How Long Does It Take to Pay Off an IRS Streamlined Installment Agreement?
If you owe less than $50,000 to the IRS, applying for a Streamlined Installment Agreement may be a good option. With an IRS Streamlined Agreement, you must pay the total amount of your tax debt within six years (72 months) or before your CSED date.
Your federal tax returns must also be current. If you have unfiled tax returns, you cannot apply for a Streamlined Installment Agreement.
How Long Does It Take to Pay Off an IRS Guaranteed Installment Agreement?
A Guaranteed Installment Agreement allows you to make monthly payments on a tax debt that you must pay in full within three years (36 months). However, only taxpayers who owe less than $10,000 to the IRS will qualify.
The IRS will confirm that you have filed all tax returns for the past five years. If you have missing returns within this timeframe, the IRS will not approve a Guaranteed Installment Agreement application.
How Long Does It Take to Pay Off an IRS Partial Payment Installment Agreement?
Taxpayers who owe more than $10,000 and cannot pay a tax debt in full may qualify for a Partial Payment Installment Agreement (PPIA). People dealing with financial hardship due to unemployment, medical bills, or other unexpected expenses can use a PPIA to pay off IRS tax debt.
The longest amount of time permitted to make monthly payments with an IRS Partial Payment Agreement is six years (72 months). Staying current on payments and filing federal tax returns stops interest charges and penalties from being added to the total amount owed.
Keep in mind that the IRS will review your PPIA status every two years to determine whether your financial situation still qualifies as a hardship.

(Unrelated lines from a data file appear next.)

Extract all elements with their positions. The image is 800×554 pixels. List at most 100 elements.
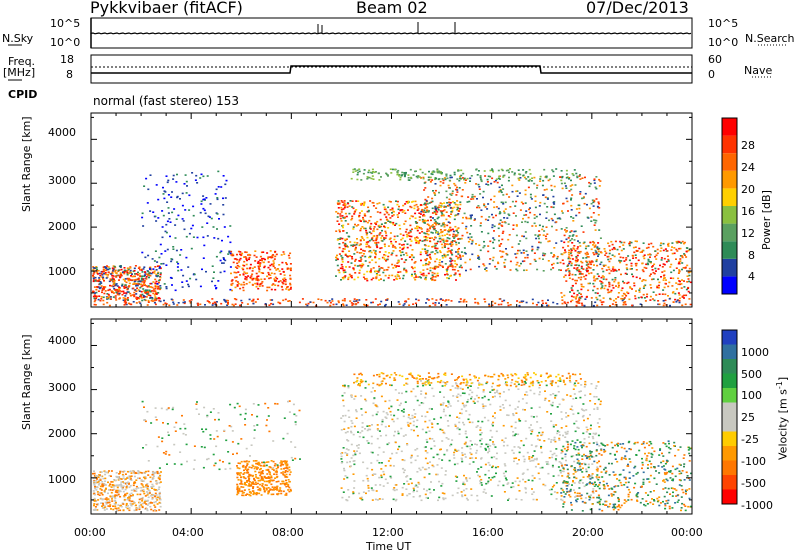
power-echo: [343, 200, 346, 202]
velocity-echo: [376, 459, 379, 462]
power-echo: [142, 278, 145, 280]
power-echo: [679, 255, 682, 257]
power-echo: [448, 228, 450, 231]
power-echo: [487, 219, 490, 221]
velocity-echo: [265, 461, 268, 463]
power-echo: [424, 204, 427, 206]
power-echo: [575, 208, 578, 210]
power-echo: [255, 279, 258, 281]
power-echo: [552, 206, 555, 209]
power-echo: [352, 303, 355, 305]
velocity-echo: [244, 468, 247, 470]
power-echo: [358, 260, 361, 262]
power-echo: [411, 254, 414, 257]
power-echo: [624, 293, 627, 296]
power-echo: [380, 300, 383, 303]
power-echo: [380, 225, 382, 228]
power-echo: [172, 174, 175, 177]
power-echo: [218, 218, 220, 220]
power-echo: [103, 270, 105, 273]
power-echo: [454, 266, 457, 268]
velocity-echo: [242, 473, 245, 475]
power-echo: [501, 201, 504, 204]
power-echo: [372, 178, 375, 180]
power-echo: [409, 229, 412, 232]
power-echo: [169, 221, 172, 223]
velocity-echo: [261, 472, 264, 475]
power-echo: [587, 245, 590, 247]
power-echo: [111, 278, 114, 281]
velocity-echo: [469, 448, 472, 450]
power-echo: [689, 303, 692, 306]
power-echo: [148, 276, 150, 279]
velocity-echo: [271, 486, 274, 488]
power-echo: [561, 212, 564, 214]
power-echo: [215, 301, 218, 303]
power-echo: [636, 240, 638, 243]
power-echo: [500, 256, 503, 258]
power-echo: [662, 289, 665, 291]
power-echo: [460, 266, 463, 269]
velocity-echo: [247, 476, 250, 478]
power-echo: [236, 284, 239, 286]
power-echo: [678, 262, 681, 264]
power-echo: [556, 217, 559, 220]
power-echo: [467, 240, 470, 243]
power-echo: [457, 253, 460, 255]
power-echo: [248, 256, 251, 259]
velocity-echo: [524, 491, 527, 494]
power-echo: [200, 173, 203, 176]
power-echo: [257, 267, 260, 269]
power-echo: [219, 259, 222, 262]
velocity-echo: [147, 470, 150, 473]
power-echo: [535, 237, 538, 240]
power-echo: [424, 211, 427, 213]
velocity-echo: [142, 490, 145, 493]
power-echo: [422, 274, 425, 277]
power-echo: [145, 278, 148, 280]
power-echo: [172, 303, 175, 305]
power-echo: [561, 296, 564, 298]
velocity-echo: [459, 394, 462, 397]
power-echo: [427, 272, 430, 275]
power-echo: [406, 246, 409, 249]
power-echo: [567, 241, 570, 243]
power-echo: [454, 273, 457, 275]
velocity-echo: [114, 491, 117, 493]
power-echo: [204, 212, 207, 215]
power-echo: [403, 173, 406, 175]
velocity-echo: [105, 499, 108, 501]
velocity-echo: [105, 508, 108, 510]
power-echo: [112, 278, 115, 280]
power-echo: [221, 239, 223, 242]
velocity-echo: [119, 470, 122, 473]
power-echo: [219, 271, 222, 274]
velocity-echo: [380, 468, 383, 470]
power-echo: [568, 249, 571, 252]
power-echo: [649, 299, 652, 301]
power-echo: [363, 227, 365, 230]
power-echo: [155, 220, 158, 222]
power-echo: [597, 202, 600, 205]
power-echo: [114, 284, 117, 286]
power-echo: [434, 242, 437, 245]
velocity-echo: [119, 490, 122, 493]
power-echo: [354, 272, 357, 274]
power-echo: [162, 214, 165, 217]
power-echo: [651, 265, 654, 267]
velocity-echo: [554, 397, 557, 399]
power-echo: [392, 250, 395, 252]
velocity-echo: [438, 496, 441, 499]
velocity-echo: [586, 417, 589, 420]
power-echo: [213, 271, 215, 273]
power-echo: [429, 227, 431, 230]
velocity-echo: [390, 477, 393, 479]
power-echo: [289, 288, 292, 290]
velocity-echo: [158, 482, 161, 484]
power-echo: [245, 278, 248, 281]
velocity-echo: [126, 477, 128, 479]
power-echo: [537, 301, 540, 304]
power-echo: [124, 280, 126, 282]
velocity-echo: [440, 485, 443, 487]
power-echo: [514, 253, 517, 255]
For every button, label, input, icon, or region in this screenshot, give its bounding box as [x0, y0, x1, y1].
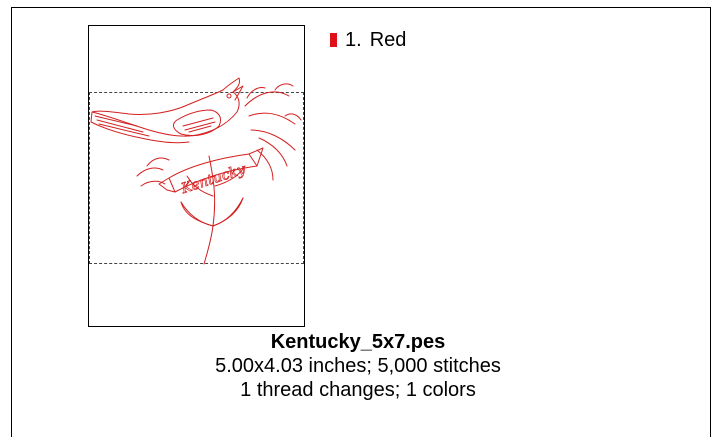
design-info: Kentucky_5x7.pes 5.00x4.03 inches; 5,000… — [88, 330, 628, 402]
thread-color-list: 1. Red — [330, 29, 406, 51]
hoop-preview: Kentucky — [88, 25, 305, 327]
thread-color-row: 1. Red — [330, 29, 406, 51]
bird-beak — [232, 85, 244, 101]
design-filename: Kentucky_5x7.pes — [270, 331, 446, 353]
thread-color-index: 1. — [345, 29, 362, 51]
design-bounds — [89, 92, 304, 264]
bird-wing — [173, 109, 222, 137]
banner-text: Kentucky — [178, 161, 248, 197]
design-dimensions: 5.00x4.03 inches; 5,000 stitches — [215, 355, 501, 377]
thread-color-name: Red — [369, 29, 407, 51]
bird-tail — [90, 111, 190, 144]
design-thread-changes: 1 thread changes; 1 colors — [240, 379, 476, 401]
bird-outline — [91, 77, 240, 137]
thread-color-swatch — [330, 33, 337, 47]
plume — [244, 91, 296, 151]
page-frame — [11, 7, 711, 437]
embroidery-design-image: Kentucky — [90, 77, 302, 265]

How Long Does It Take to Pay Off an Offer In Compromise Lump Sum Cash Offer?
For a taxpayer who qualifies for an Offer in Compromise Lump Sum Cash Offer, they must send an initial payment that is 20% of the offer amount. For example, if you owe $20,000 in back taxes and submit a Lump Sum Cash Offer of $10,000 to the IRS, you must pay the IRS $2,000 when you apply for this payment plan.
If the IRS accepts your Lump Sum Offer, they will mail you an acceptance letter. Then, your remaining tax debt must be paid in full in five or fewer monthly payments.
How Long Does It Take to Pay Off an Offer in Compromise Periodic Payment Offer?
Just like with a Lump Sum Offer, you must pay 20% of your offer amount for a Periodic Payment Offer up front. While waiting for the IRS to review your offer, you must keep making monthly payments on the remaining balance of your tax debt.
If the IRS accepts your Offer in Compromise Periodic Payment Offer, you will continue paying monthly installments until your debt is paid in full. Note that you have up to two years (24 months) to settle your tax debt with a Periodic Offer.
Will You Pay More When You Take Longer to Pay Off a Tax Debt?
Yes. As mentioned in the introduction, all past due taxes are subject to IRS interest rates, as well as possible late fees and/or penalties depending on your specific tax debt situation. These additional charges continue to accrue until you pay off your full back taxes amount and have zero balance with the IRS.